When the TV show “Entertainment Tonight” premiered in 1981, a new word was born: infotainment. The combination word implied that you – the audience – were being informed and there was entertainment involved. “Entertainment Tonight” was born out of the desire
for people to catch up on the celebrity gossip they had been reading in publications including Star, The National Enquirer and People or Us magazines.
Add cable TV in the mix from the mid-1980s and you have a mix-master of news, entertainment, documentaries and much more. The lines between news and entertainment have been blurred forever. Longtime journalists and purists who love the news will never call entertainment “news.”

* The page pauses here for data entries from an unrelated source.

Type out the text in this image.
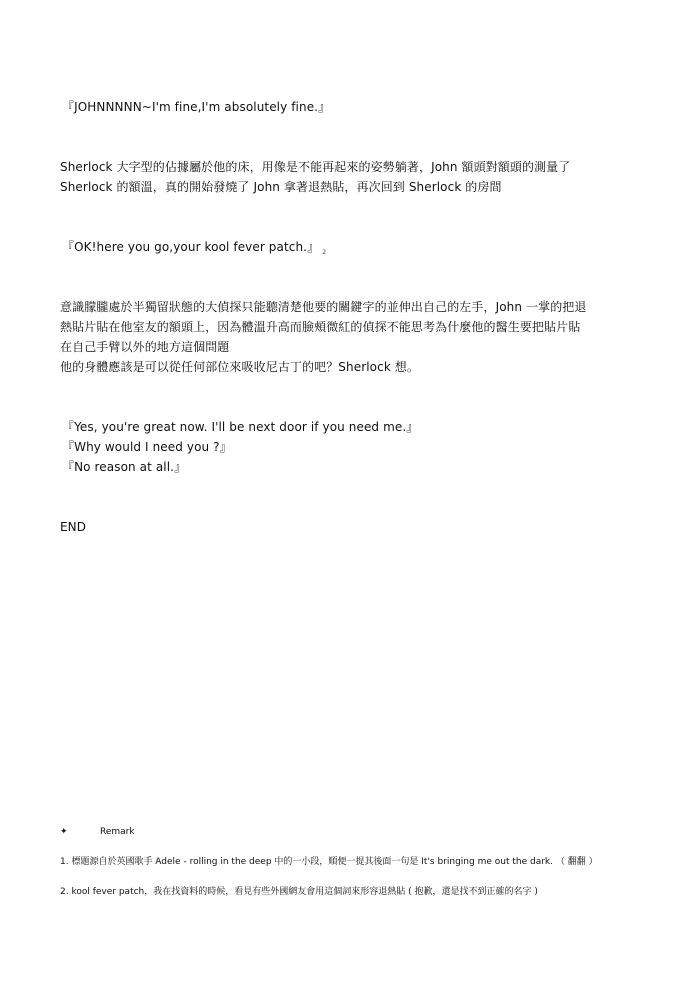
『JOHNNNNN~I'm fine,I'm absolutely fine.』
Sherlock 大字型的佔據屬於他的床，用像是不能再起來的姿勢躺著，John 額頭對額頭的測量了
Sherlock 的額溫，真的開始發燒了 John 拿著退熱貼，再次回到 Sherlock 的房間
『OK!here you go,your kool fever patch.』 $_2$
意識朦朧處於半獨留狀態的大偵探只能聽清楚他要的關鍵字的並伸出自己的左手，John 一掌的把退
熱貼片貼在他室友的額頭上，因為體溫升高而臉頰微紅的偵探不能思考為什麼他的醫生要把貼片貼
在自己手臂以外的地方這個問題
他的身體應該是可以從任何部位來吸收尼古丁的吧？Sherlock 想。
『Yes, you're great now. I'll be next door if you need me.』
『Why would I need you ?』
『No reason at all.』
END
✦	Remark
1. 標題源自於英國歌手 Adele - rolling in the deep 中的一小段，順便一提其後面一句是 It's bringing me out the dark. （ 翻翻 ）
2. kool fever patch，我在找資料的時候，看見有些外國網友會用這個詞來形容退熱貼 ( 抱歉，還是找不到正確的名字 )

This is difficult to write, having been a local radio news anchor and reporter for more than 30 years: A new staff member – a TV news anchor – joining a local news team is NOT a news story: never has been and never should be in the news. I almost drove off the road when I heard in the middle of a half-hour block of radio news, the local radio reporter doing a 45-second story that included a few sound bites with the new local TV anchor. To the reporter’s credit, she TRIED to make the story somewhat newsworthy by writing about how reporters and anchors have to get to know the neighborhoods of the town where they are working (if they are new to the town). Listening to the anchor say in the story, “Like, I’m so happy to be here,” made my heart sink. I truly believe management told the news department to do that story to “sell” the new TV anchor to the audience and the reporter had no choice but to do that job. It’s very sad. What that ‘story’ is – is a promo – nothing more.
TV news has evolved into entertainment with a little news thrown in. Of course the bit of news in the newscast is usually fear and loathing, blood and guts stories. News of substance rarely exists on local TV newscasts. It’s sad that the advertisers and sales departments have influenced news departments. It’s all about the bottom line: celebrity (and sex) sells – so bring it into the newscast.
Now as a PR consultant, I have to find news angles to pitch to reporters, producers, writers, and editors that I hope will be of interest to a particular audience and benefit a client. It’s not an easy game. The twists and turns you need to make in order to get a reporter to do a story can be quite time-consuming. You get turned down more than you can imagine – but you keep plugging away. If only I could get a client to go on a date with a Khardashian while they have dinner with the new TV anchor in town.